The difference goes into the pockets of consumers, a gap that adds up to more than $100-million in the first year of the carbon tax and grows to around $250-million in the following two years.
In effect, businesses are shielding consumers from the full effects of the carbon tax.
I found this odd as no reference to such a split appears in the actual budget. So I called a colleague at the BC Ministry of Finance, who told me that this is what they told reporters in the lock-up based on some back-of-the-envelope calculations.
When I pressed he noted that this does not take into account at all the extent to which businesses will pass the cost on to others. Technically speaking, businesses can pass the cost of a tax forward to consumers through higher prices, “backwards” to workers through lower wages, or absorb it in lower profits. The tax incidence literature generally presumes that taxes show up in lower wages, though personally I suspect that they show up in higher consumer prices. Empirically, no one really knows.

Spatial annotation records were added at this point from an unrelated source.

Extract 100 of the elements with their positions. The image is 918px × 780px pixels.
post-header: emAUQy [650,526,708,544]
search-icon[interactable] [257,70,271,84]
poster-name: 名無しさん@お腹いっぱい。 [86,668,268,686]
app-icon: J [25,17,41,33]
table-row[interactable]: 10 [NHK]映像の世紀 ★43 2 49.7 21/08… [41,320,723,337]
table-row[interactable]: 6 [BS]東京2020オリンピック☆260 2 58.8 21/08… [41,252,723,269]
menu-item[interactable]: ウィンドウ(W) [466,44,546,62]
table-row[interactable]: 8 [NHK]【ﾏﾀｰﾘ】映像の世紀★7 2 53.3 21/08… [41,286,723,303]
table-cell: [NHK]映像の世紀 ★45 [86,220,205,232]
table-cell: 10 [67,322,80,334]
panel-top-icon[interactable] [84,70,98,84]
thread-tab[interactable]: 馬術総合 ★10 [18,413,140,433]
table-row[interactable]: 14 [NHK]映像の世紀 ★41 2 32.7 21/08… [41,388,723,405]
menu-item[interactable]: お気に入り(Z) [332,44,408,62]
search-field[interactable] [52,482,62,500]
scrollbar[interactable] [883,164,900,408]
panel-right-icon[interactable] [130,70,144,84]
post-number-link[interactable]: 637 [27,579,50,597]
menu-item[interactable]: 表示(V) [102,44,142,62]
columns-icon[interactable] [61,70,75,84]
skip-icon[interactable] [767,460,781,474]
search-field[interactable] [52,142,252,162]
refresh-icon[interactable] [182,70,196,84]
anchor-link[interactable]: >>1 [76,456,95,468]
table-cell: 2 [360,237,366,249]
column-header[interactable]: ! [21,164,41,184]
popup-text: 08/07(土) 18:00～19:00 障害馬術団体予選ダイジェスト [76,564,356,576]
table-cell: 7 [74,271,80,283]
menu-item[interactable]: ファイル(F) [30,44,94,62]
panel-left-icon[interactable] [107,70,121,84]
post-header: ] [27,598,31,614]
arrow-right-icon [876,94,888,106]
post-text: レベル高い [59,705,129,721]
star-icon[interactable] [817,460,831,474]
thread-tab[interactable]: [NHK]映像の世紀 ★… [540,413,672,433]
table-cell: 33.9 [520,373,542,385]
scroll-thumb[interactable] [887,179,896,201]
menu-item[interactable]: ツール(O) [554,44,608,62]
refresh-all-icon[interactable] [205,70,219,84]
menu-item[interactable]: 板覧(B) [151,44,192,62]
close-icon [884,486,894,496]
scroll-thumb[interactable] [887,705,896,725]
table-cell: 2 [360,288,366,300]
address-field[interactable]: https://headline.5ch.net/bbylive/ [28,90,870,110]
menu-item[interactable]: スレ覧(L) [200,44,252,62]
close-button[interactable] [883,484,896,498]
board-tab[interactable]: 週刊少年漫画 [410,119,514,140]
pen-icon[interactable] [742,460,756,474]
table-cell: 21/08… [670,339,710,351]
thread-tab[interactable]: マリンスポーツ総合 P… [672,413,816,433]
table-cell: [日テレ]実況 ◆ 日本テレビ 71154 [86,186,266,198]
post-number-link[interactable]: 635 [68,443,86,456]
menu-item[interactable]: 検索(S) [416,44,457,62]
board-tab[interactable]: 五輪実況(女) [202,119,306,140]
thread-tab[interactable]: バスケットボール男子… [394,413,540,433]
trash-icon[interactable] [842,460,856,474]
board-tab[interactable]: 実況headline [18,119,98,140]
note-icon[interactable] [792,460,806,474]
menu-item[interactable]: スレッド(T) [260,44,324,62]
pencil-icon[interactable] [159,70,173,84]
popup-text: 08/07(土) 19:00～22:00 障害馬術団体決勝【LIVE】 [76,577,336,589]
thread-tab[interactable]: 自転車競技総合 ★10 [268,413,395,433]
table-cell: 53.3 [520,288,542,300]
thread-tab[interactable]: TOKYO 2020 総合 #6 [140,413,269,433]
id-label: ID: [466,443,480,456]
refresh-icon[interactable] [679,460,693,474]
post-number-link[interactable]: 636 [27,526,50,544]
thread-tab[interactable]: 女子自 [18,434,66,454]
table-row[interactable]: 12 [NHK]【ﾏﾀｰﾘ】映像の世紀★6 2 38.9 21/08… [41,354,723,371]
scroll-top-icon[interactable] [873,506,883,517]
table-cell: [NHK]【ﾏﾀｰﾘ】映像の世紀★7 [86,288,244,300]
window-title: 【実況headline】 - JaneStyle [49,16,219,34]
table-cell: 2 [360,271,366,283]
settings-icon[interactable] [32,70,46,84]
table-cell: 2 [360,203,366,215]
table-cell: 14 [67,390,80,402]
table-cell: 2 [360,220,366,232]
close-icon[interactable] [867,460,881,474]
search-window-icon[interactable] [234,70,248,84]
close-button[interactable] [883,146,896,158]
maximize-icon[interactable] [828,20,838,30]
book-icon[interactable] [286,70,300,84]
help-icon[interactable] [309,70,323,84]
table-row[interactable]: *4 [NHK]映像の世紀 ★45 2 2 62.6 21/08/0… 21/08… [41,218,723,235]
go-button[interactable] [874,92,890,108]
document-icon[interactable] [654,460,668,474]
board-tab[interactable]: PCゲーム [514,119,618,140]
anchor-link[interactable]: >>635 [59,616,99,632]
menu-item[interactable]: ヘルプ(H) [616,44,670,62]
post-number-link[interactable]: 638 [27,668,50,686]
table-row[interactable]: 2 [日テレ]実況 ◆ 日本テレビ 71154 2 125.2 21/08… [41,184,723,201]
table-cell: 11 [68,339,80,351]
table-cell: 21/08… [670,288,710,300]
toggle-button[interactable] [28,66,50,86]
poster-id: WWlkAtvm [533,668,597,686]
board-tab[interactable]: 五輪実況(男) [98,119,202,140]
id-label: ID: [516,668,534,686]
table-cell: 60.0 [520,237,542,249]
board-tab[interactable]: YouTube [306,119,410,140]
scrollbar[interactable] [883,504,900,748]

So it seems very likely that most of the carbon tax attributed to business by Brethour would in fact not be paid by business through lower profits (or not much anyway). There may be a few exceptions for companies that are almost exclusively exporters or who have to contend with unusual market structures on the labour and/or product sides. But the notion that business will bear two-thirds of the tax while getting back only one-third of the recycled revenues strikes me as incorrect – the reality will be the opposite with business getting back more in tax cuts than they pay in the carbon tax.
I think that it’s pretty safe to suppose that businesses will pass only pretty much all of the tax. And if there are sectors that don’t pay the tax and which are competing for the same workers, then not a lot will be passed on to workers, either.
Eventually, consumers will have to pay the tax, in one form or another.